"Court Tosses FCPA Case Against Executive Accused in Scheme to Bribe Utility Officials"Bloomberg BNA While Collar Crime Report
Matt Reinhard and John Davis discuss the acquittal of John O'Shea, a former general manager of ABB Inc., who was accused of violating the FCPA by bribing officials at Mexico's state-owned electric utility company and covering up the payments. Commenting on the case, Reinhard said, "This case is another example of how we're starting to see the government's theories in terms of the scope and extent of the law tested in front of a judiciary, and you're starting to see the government's practices examined. For a long time, the FCPA was what the Department of Justice said it was, however now there's at least some part of the judiciary that's looking critically at these cases."

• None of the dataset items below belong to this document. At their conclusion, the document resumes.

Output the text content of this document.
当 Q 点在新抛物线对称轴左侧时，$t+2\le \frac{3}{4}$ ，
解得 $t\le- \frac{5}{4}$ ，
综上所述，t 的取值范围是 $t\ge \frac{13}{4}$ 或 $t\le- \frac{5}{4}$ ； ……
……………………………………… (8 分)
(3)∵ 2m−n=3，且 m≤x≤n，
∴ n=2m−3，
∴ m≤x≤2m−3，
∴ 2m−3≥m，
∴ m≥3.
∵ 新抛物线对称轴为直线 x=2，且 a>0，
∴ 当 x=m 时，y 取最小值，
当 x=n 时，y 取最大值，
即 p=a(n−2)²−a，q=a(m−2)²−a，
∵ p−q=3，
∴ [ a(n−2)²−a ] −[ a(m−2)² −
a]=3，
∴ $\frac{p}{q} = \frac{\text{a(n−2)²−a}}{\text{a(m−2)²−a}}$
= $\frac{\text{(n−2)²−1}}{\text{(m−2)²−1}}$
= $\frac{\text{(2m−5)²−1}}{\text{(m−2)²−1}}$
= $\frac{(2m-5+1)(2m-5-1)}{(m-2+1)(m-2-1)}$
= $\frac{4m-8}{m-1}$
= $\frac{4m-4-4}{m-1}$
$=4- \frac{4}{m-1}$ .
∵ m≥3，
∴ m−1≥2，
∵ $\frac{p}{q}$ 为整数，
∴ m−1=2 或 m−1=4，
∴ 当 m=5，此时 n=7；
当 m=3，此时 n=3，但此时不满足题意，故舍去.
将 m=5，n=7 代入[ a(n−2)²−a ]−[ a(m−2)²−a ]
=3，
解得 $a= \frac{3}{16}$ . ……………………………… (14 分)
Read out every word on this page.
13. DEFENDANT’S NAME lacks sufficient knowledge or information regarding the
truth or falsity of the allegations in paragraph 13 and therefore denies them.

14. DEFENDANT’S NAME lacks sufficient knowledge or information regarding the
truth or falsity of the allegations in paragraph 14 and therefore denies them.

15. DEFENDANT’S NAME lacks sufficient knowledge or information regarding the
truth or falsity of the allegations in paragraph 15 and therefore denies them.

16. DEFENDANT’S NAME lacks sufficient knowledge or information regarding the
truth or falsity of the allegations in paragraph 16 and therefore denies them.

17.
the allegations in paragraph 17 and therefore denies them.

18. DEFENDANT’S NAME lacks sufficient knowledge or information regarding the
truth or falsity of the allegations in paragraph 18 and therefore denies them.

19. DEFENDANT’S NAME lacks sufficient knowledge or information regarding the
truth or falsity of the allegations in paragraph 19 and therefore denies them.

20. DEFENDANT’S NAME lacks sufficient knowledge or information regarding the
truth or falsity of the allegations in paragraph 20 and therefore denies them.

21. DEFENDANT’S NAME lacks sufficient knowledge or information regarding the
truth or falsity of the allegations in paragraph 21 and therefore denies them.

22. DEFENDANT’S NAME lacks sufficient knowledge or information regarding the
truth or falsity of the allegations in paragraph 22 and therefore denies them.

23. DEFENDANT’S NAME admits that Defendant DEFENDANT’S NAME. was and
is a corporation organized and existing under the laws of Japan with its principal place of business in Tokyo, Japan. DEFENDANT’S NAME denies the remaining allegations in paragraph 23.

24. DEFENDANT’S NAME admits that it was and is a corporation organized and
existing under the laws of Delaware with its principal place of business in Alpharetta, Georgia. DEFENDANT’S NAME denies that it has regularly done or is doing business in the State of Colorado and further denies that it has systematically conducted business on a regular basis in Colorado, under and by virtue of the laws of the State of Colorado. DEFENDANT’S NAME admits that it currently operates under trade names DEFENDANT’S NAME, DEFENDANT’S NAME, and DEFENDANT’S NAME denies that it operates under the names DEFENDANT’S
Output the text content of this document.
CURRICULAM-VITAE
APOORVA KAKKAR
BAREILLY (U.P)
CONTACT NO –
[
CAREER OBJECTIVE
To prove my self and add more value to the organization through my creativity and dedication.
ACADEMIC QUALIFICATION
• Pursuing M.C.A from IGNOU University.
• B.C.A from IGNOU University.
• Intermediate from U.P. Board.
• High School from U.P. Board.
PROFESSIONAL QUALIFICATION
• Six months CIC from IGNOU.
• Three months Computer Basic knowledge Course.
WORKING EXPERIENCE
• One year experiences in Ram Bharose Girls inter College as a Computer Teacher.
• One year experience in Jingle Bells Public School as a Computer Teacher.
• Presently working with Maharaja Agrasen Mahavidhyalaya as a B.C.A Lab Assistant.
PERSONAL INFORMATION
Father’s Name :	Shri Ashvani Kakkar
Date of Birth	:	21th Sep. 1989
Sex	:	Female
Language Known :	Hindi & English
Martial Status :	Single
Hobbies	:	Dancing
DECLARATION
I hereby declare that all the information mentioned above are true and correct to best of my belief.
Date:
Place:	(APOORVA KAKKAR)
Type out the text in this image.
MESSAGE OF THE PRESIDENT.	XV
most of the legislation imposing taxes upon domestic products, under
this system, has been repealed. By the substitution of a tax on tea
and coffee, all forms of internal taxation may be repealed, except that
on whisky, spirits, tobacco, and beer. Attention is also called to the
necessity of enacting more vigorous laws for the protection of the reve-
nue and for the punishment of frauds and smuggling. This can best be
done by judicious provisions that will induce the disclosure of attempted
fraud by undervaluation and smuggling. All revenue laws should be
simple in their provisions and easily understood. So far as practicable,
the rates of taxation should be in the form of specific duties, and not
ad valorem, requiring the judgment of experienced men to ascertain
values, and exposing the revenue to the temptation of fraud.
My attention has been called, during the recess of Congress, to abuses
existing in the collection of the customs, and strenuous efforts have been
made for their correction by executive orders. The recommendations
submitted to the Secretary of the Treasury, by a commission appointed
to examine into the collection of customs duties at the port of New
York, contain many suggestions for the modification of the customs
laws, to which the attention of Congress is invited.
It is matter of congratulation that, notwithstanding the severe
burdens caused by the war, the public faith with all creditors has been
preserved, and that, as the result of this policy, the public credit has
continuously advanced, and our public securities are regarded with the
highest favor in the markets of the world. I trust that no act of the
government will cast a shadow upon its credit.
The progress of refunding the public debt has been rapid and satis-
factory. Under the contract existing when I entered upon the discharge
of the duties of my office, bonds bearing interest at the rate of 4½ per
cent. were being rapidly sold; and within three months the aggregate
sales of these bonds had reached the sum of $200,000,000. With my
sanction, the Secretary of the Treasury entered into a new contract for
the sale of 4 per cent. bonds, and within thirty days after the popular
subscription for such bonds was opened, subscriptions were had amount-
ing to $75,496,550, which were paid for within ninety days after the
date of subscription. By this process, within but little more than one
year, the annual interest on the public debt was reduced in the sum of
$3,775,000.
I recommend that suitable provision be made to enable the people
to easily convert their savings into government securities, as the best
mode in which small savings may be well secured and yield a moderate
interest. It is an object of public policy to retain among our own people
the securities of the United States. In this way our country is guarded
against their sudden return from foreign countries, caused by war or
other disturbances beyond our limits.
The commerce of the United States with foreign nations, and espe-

However, Reinhard explained that the O'Shea case was more about a "deficit of proof" and illustrates the challenges the government faces in FCPA case, including witnesses and evidence outside of the United States. Davis noted that in FCPA cases, one of the "biggest hurdles prosecutors face is to prove knowledge and intent." According to Reinhard, the O'Shea case was also notable because it appeared to be an ideal situation for the government. Prosecutors had an individual who had flipped and agreed testify against O'Shea, plus ABB had agreed to cooperate, he noted. "They seemed to have all of the pieces on the chess board but they just couldn't seem to get them to move properly," Reinhard said.
Reinhard indicated that even with the recent government setbacks, the "conscious disregard" prong of the FCPA remains a ‘‘potentially terrifying tool'' in individual prosecutions. However, the outcome in the O'Shea case is quite different from that in the FCPA case involving Frederick Bourke Jr., who unsuccessfully appealed to the U.S. Court of Appeals for the Second Circuit, he said. According to Reinhard, "four bads" played a role in Bourke's loss on appeal: bad place, bad person, bad actions, and bad thoughts.